Tempo ordinario: la vita quotidiana come sintesi tra contemplazione e azione

Passate le festività, in cui abbiamo potuto rinnovare il nostro “far posto” al Dio che viene, riprendiamo la vita del tempo ordinario; il tempo comune di ogni giorno in cui dobbiamo mettere in pratica la seminagione della Parola.
Già la domenica del Battesimo di Gesù ci ha dato uno scossone in quanto ha richiamato anche il nostro Battesimo e quindi il nostro essere figli di Dio, inseriti nella Chiesa con tutto ciò che comporta. Il Vangelo del lunedì dopo la prima domenica del tempo ordinario ci racconta le prime chiamate di Gesù… anche noi chiamati, convocati a quel discepolato che ci deve far presenti nel mondo in nome di Cristo.
Viene e seguimi, lascia tutto e seguimi: è questo il senso della chiamata, è questo l’invito che ci viene rivolto perché la perenne luce del Natale possa illuminare il mondo.


Lo stile proposto da Casa San Girolamo ci aiuta perché indica la via quotidiana della sintesi tra contemplazione  e azione. Non possiamo separare queste due dimensioni con il rischio di chiudersi in una interiorità intimistica che non ci viene richiesta o di buttarci in cose da fare senza quello spirito e quello stile di vita cristiana che dovrebbe trasformare, ogni gesto, ogni incontro in un incontro di reciproca evangelizzazione.
Nella riflessione ci può aiutare qualche riferimento alla Evangelii gaudium.

Numero 120. In virtù del Battesimo ricevuto, ogni membro del Popolo di Dio è diventato discepolo missionario (cfr Mt 28,19). Ciascun battezzato, qualunque sia la sua funzione nella Chiesa e il grado di istruzione della sua fede, è un soggetto attivo di evangelizzazione e sarebbe inadeguato pensare ad uno schema di evangelizzazione portato avanti da attori qualificati in cui il resto del popolo fedele fosse solamente recettivo delle loro azioni. La nuova evangelizzazione deve implicare un nuovo protagonismo di ciascuno dei battezzati. Questa convinzione si trasforma in un appello diretto ad ogni cristiano, perché nessuno rinunci al proprio impegno di evangelizzazione, dal momento che, se uno ha realmente fatto esperienza dell’amore di Dio che lo salva, non ha bisogno di molto tempo di preparazione per andare ad annunciarlo, non può attendere che gli vengano impartite molte lezioni o lunghe istruzioni. Ogni cristiano è missionario nella misura in cui si è incontrato con l’amore di Dio in Cristo Gesù; non diciamo più che siamo “discepoli” e “missionari”, ma che siamo sempre “discepoli-missionari”.
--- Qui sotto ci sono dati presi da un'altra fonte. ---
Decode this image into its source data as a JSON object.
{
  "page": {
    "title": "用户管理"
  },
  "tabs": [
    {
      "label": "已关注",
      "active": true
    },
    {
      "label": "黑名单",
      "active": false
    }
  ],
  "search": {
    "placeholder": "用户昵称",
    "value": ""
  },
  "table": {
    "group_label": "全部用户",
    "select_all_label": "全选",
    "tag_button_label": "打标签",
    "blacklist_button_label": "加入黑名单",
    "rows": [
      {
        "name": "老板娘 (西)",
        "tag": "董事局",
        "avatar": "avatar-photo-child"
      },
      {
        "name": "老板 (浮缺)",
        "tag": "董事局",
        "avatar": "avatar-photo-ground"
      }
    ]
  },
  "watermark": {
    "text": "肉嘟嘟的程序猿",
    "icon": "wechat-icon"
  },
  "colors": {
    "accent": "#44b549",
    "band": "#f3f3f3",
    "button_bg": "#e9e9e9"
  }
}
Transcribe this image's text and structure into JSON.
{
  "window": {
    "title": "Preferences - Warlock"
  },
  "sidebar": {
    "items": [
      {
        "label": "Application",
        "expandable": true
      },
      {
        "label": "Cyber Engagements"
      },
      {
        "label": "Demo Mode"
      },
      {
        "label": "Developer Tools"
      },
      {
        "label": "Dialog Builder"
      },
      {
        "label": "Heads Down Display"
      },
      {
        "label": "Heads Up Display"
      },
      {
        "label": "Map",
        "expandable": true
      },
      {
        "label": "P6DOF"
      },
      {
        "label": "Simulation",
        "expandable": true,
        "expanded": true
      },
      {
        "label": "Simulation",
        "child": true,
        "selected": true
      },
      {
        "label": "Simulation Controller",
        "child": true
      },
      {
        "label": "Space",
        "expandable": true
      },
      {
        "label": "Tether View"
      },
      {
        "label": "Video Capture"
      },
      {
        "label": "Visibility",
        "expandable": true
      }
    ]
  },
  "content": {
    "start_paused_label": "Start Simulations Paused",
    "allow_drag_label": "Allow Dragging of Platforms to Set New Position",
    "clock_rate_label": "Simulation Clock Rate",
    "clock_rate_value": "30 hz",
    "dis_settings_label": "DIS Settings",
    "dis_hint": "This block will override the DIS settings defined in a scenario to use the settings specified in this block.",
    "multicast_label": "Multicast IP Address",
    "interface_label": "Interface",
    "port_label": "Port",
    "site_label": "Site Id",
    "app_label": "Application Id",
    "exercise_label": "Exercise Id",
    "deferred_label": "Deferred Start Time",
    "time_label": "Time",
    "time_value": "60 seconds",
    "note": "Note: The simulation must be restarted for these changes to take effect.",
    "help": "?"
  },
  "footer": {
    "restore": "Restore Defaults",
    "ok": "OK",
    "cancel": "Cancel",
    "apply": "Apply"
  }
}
Numero 180. Leggendo le Scritture risulta peraltro chiaro che la proposta del Vangelo non consiste solo in una relazione personale con Dio. E neppure la nostra risposta di amore dovrebbe intendersi come una mera somma di piccoli gesti personali nei confronti di qualche individuo bisognoso, il che potrebbe costituire una sorta di “carità à la carte”, una serie di azioni tendenti solo a tranquillizzare la propria coscienza. La proposta è il Regno di Dio (Lc 4,43); si tratta di amare Dio che regna nel mondo. Nella misura in cui Egli riuscirà a regnare tra di noi, la vita sociale sarà uno spazio di fraternità, di giustizia, di pace, di dignità per tutti. Dunque, tanto l’annuncio quanto l’esperienza cristiana tendono a provocare conseguenze sociali. Cerchiamo il suo Regno: «Cercate anzitutto il Regno di Dio e la sua giustizia, e tutte queste cose vi saranno date in aggiunta» (Mt 6,33). Il progetto di Gesù è instaurare il Regno del Padre suo; Egli chiede ai suoi discepoli: «Predicate, dicendo che il Regno dei cieli è vicino» (Mt 10,7).